Adrenal Rest Tumor (ART) is an ectopic collection of adrenocortical cells in an extra-adrenal site. Hepatic ART are similar to adrenocortical tumors and the presence of fat is the most characteristic feature.
At imaging they are typically subcapsular demonstrating macroscopic fat and hypervascurarity [14].
Pseudolipoma of the Glisson Capsule,
also known as hepatic pseudolipoma,
refers to an encapsulated lesion containing degenerated fat that is enveloped by liver capsule.
A detached colonic epiploic appendix may be the origin of this lesion that may become attached to the liver capsule.
It appears as a well-circumscribed nodule on the liver surface with a center of fatty attenuation.
(Fig. 9)
Focal Fat adjacent to intrahepatic Inferior Vena Cava can be occasionally seen and is described as a normal variant.
Is more frequent in patients with chronic liver disease and can mimic a fat-containing liver lesion [15].
(Fig. 10)
Xanthomatous Lesions in Langerhans Cell Histiocytosis (LCH) in the liver are uncommon.
The liver lesions associated with LCH are usually seen in patients with extensive LCH and characteristically located in the periportal region.
Four stages have been decribed: proliferative,
granulomatous,
xanthomatous and fibrous [16].
Xanthomatous lesions have low attenuation at CT and display characteristics of fat at MR imaging.
(Fig. 11)
Malignant fat-containing liver lesions include:
Hepatocellular Carcinoma (HCC) is the most common primary hepatic malignant lesion and usually develops in a cirrhotic liver.
Fatty metamorphosis was found in up to 17% of HCCs,
usually diffuse-type in small lesions and patchy in larger tumors [17].
Macroscopic fat within HCC is well demonstrated on CT.
At MR imaging the fatty areas appear hyperintense on T1-weighted images and demonstrates loss of signal on chemical shift images.

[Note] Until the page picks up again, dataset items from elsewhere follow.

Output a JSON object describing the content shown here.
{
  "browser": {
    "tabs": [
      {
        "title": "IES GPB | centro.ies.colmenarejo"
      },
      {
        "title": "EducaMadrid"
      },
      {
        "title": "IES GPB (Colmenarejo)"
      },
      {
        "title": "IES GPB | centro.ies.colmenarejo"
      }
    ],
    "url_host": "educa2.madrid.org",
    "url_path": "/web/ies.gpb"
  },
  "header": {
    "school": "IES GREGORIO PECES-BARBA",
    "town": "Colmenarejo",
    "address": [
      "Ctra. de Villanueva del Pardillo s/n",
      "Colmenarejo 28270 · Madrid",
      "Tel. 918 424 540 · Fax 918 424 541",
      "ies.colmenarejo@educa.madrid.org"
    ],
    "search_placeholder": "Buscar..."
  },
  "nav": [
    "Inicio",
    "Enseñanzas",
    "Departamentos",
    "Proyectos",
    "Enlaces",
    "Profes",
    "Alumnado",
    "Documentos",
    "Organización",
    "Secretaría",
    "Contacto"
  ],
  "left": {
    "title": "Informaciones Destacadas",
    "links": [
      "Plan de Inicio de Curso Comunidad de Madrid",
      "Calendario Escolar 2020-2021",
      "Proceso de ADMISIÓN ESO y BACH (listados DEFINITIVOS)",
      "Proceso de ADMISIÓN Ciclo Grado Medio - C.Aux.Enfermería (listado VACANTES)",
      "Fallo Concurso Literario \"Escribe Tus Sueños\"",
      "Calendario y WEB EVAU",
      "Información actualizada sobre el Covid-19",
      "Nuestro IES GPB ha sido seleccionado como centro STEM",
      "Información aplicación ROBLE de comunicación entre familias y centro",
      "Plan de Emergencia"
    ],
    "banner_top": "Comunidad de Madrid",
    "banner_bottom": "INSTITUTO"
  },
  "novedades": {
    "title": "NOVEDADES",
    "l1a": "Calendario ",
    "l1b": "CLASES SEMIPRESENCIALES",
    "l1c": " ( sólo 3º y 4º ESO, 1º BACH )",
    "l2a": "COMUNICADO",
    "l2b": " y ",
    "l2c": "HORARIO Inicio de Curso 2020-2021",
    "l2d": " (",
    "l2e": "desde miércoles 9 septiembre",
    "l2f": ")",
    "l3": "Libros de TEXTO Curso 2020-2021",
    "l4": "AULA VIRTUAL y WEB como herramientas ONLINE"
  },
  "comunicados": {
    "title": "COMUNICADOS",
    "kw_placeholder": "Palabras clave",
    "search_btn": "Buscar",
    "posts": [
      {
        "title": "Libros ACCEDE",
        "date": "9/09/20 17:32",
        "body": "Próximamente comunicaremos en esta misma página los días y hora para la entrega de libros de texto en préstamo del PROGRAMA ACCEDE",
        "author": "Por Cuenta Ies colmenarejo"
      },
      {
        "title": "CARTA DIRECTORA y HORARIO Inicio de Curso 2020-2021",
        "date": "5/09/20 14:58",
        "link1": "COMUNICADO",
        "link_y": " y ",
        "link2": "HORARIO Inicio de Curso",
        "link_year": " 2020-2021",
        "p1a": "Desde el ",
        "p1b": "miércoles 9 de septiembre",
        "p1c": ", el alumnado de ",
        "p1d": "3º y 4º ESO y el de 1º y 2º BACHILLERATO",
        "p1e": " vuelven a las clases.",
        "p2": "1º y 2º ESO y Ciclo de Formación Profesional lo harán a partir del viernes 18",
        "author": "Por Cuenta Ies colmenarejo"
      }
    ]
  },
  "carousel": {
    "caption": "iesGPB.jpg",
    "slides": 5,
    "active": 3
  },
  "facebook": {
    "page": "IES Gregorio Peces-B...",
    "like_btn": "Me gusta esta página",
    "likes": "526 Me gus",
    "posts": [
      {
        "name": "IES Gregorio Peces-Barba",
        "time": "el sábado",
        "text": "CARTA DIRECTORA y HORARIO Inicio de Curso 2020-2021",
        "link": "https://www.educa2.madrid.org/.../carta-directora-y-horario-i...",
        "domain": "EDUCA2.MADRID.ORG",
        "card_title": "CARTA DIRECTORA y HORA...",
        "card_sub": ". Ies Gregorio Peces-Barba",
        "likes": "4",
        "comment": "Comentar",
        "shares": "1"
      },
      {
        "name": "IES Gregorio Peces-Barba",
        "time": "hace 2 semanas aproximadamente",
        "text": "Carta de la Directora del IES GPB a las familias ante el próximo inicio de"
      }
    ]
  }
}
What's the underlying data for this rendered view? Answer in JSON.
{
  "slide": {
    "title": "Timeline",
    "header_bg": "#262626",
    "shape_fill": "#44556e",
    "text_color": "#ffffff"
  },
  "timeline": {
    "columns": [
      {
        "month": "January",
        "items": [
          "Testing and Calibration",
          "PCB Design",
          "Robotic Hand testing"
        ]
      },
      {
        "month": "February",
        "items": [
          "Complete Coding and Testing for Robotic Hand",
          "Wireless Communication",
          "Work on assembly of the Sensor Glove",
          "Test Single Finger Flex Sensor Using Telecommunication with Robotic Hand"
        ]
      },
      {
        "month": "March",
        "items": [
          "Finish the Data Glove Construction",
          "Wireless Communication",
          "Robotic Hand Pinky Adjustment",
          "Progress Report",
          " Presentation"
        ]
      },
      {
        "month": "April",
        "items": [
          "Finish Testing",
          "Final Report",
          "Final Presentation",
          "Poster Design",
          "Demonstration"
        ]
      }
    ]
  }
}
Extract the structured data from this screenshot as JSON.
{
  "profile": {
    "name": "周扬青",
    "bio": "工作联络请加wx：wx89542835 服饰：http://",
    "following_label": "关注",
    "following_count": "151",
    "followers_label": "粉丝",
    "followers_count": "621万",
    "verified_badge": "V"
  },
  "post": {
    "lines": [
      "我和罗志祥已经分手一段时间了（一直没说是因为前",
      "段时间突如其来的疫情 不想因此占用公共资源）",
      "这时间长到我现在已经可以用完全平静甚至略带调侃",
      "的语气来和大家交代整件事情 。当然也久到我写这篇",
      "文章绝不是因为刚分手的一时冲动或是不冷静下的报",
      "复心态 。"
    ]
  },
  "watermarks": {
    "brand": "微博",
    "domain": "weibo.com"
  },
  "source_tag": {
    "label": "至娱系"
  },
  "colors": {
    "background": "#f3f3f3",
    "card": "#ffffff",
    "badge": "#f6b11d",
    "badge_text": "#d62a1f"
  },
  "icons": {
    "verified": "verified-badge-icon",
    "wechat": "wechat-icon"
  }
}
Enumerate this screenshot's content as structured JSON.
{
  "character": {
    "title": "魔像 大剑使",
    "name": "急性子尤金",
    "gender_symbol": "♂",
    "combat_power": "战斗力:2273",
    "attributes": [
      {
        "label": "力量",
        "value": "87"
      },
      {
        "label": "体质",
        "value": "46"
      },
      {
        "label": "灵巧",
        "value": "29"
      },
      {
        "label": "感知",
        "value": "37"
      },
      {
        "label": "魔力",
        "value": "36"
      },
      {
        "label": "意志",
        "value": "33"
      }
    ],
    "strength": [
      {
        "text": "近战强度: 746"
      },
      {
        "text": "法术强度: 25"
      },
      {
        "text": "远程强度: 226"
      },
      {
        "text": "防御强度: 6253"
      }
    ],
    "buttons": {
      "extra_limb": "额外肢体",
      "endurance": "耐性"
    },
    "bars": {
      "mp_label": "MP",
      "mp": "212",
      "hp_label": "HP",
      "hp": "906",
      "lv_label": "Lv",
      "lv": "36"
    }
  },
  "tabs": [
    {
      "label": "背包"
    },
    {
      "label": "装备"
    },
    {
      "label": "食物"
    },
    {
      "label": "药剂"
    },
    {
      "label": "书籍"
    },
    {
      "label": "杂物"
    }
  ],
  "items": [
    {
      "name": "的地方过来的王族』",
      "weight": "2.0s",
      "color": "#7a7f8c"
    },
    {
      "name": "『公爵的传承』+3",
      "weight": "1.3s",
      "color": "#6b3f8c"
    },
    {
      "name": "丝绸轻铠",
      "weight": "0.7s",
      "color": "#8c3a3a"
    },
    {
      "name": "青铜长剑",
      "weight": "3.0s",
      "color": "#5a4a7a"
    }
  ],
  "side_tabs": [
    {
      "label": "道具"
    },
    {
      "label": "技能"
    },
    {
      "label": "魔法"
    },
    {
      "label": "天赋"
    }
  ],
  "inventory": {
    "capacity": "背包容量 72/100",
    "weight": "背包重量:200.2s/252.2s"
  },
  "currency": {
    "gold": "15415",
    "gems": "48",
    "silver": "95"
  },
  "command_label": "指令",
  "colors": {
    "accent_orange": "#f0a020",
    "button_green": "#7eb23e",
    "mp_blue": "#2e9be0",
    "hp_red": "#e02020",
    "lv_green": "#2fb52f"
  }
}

However hyperintensity on T1-weighted images may be due to other factors as haemorrhage,
glycogen content,
clear cell formation and excessive copper/zinc accumulation [18].
(Fig. 12,
Fig. 13)
Liposarcoma is an uncommon malignant tumor accounting for 15% of all sarcomas.
Metastatic spread of retroperitoneal and extremity liposarcomas is common,
but liver is involved in only 10% of cases [19].
The majority of hepatic liposarcomas are metastatic although cases of primary hepatic liposarcomas have been reported [20].
Hepatic Metastases are common but usually do not contain fat.
Rare examples of metastases with focal fat exist.